From 1fac03ce540bfd0c46d4d3d2dd140bf0924dce83 Mon Sep 17 00:00:00 2001
From: chenyu <chenyu@fastmail.com>
Date: Thu, 16 Apr 2026 23:03:37 -0400
Subject: [PATCH] softmax and friends to mixin (#15778)

with detach now
---
 test/null/test_tensor_uop_mixin.py |  6 ++++
 tinygrad/mixin/__init__.py         | 52 ++++++++++++++++++++++++++++++
 tinygrad/mixin/elementwise.py      |  4 +++
 tinygrad/tensor.py                 | 52 ------------------------------
 tinygrad/uop/ops.py                |  1 -
 5 files changed, 62 insertions(+), 53 deletions(-)

diff --git a/test/null/test_tensor_uop_mixin.py b/test/null/test_tensor_uop_mixin.py
index 2f05a6f3a3..6b498f5182 100644
--- a/test/null/test_tensor_uop_mixin.py
+++ b/test/null/test_tensor_uop_mixin.py
@@ -70,5 +70,11 @@ class TestTensorUOpStack(unittest.TestCase):
   def test_stack_3tensors(self): _check(self, _t(2, 3), lambda x: x.stack(x, x, dim=0))

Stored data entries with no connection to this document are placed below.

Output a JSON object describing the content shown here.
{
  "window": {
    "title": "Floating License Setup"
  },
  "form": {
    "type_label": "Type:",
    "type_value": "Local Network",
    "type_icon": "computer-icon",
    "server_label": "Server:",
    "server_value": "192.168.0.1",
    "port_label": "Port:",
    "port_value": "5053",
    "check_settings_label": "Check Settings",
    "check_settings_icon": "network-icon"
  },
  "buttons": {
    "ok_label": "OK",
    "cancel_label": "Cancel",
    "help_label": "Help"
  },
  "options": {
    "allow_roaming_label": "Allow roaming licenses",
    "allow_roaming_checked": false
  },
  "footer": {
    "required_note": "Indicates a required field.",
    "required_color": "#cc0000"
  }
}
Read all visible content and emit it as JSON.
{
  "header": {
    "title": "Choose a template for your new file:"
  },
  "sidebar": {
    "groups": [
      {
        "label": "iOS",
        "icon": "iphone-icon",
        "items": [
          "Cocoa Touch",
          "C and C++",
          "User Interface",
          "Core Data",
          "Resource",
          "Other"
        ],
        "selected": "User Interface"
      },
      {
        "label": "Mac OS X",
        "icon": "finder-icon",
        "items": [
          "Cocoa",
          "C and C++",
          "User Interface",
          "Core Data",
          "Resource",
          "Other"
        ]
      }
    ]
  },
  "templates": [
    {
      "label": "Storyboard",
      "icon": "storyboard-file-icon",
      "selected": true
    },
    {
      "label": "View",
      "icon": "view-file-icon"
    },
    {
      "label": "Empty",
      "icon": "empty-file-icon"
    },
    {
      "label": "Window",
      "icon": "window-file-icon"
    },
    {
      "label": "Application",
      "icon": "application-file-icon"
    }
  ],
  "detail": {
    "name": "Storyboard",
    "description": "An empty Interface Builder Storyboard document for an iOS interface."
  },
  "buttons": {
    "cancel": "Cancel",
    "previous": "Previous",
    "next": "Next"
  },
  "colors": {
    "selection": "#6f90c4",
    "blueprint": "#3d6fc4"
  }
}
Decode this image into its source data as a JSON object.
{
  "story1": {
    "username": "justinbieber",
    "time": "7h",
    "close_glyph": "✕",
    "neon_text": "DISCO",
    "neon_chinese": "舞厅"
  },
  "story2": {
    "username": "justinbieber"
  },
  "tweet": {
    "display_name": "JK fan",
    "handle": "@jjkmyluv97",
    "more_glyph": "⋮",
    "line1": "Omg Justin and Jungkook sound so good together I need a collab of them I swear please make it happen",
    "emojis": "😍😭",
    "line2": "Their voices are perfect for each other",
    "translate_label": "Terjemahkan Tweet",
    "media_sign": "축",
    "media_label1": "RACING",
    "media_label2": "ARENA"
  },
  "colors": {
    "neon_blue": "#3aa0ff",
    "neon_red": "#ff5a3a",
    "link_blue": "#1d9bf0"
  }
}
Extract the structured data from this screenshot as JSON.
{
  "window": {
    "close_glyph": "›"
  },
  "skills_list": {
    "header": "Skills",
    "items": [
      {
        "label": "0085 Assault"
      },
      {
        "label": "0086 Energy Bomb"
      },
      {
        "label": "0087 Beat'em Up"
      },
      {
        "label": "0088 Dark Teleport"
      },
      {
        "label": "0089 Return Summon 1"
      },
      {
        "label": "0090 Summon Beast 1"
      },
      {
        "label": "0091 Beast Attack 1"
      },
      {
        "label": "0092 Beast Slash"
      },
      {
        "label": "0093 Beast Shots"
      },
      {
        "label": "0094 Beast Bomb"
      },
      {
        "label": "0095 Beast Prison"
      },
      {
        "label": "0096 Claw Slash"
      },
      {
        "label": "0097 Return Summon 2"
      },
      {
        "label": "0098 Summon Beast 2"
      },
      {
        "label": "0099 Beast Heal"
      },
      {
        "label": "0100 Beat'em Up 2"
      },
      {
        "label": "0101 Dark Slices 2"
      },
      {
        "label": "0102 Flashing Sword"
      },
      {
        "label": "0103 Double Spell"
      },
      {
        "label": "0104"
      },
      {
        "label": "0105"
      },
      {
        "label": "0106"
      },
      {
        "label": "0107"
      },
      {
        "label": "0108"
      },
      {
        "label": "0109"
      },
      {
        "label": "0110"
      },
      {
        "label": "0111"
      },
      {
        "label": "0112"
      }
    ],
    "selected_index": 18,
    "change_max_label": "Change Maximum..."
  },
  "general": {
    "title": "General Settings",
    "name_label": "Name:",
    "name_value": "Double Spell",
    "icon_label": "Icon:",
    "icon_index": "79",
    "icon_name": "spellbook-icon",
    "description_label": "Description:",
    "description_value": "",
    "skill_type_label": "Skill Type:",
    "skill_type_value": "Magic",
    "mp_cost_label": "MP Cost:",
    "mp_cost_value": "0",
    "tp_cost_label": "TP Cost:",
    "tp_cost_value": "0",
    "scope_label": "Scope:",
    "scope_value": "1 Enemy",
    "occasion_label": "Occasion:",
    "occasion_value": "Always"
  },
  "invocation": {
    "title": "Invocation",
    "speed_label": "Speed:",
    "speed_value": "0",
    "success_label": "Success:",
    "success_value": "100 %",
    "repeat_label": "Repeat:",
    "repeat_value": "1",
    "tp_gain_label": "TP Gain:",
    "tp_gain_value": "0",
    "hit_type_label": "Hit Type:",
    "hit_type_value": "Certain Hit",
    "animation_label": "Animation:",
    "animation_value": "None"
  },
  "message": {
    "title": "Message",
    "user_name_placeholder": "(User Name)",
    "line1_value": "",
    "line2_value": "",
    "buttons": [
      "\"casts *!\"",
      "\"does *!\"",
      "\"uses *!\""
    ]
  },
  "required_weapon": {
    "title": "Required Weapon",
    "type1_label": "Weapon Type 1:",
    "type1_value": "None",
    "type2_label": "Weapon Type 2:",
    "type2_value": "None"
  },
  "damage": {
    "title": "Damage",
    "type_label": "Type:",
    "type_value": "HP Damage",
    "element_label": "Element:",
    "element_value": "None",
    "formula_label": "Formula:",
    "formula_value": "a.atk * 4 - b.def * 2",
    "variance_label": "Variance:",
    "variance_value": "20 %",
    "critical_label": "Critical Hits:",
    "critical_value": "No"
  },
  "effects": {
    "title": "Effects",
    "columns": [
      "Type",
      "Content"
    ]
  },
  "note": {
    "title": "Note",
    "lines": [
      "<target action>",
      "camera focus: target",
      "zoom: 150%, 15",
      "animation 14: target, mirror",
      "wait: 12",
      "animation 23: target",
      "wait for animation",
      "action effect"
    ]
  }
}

   def test_stack_new_last(self): _check(self, _t(2, 3), lambda x: x.stack(x, dim=-1))
 
+class TestTensorUOpSoftmax(unittest.TestCase):
+  def test_softmax_default(self):     _check(self, _t(2, 3).float(), lambda x: x.softmax())
+  def test_softmax_axis0(self):       _check(self, _t(2, 3).float(), lambda x: x.softmax(axis=0))
+  def test_log_softmax_default(self): _check(self, _t(2, 3).float(), lambda x: x.log_softmax())
+  def test_log_softmax_axis0(self):   _check(self, _t(2, 3).float(), lambda x: x.log_softmax(axis=0))
+
 if __name__ == "__main__":
   unittest.main()
diff --git a/tinygrad/mixin/__init__.py b/tinygrad/mixin/__init__.py
index 8aa9e38c0f..ab2efc9e78 100644
--- a/tinygrad/mixin/__init__.py
+++ b/tinygrad/mixin/__init__.py
@@ -260,6 +260,58 @@ class OpMixin(ElementwiseMixin, ReduceMixin):
     m = self.max(axis=axis, keepdim=True)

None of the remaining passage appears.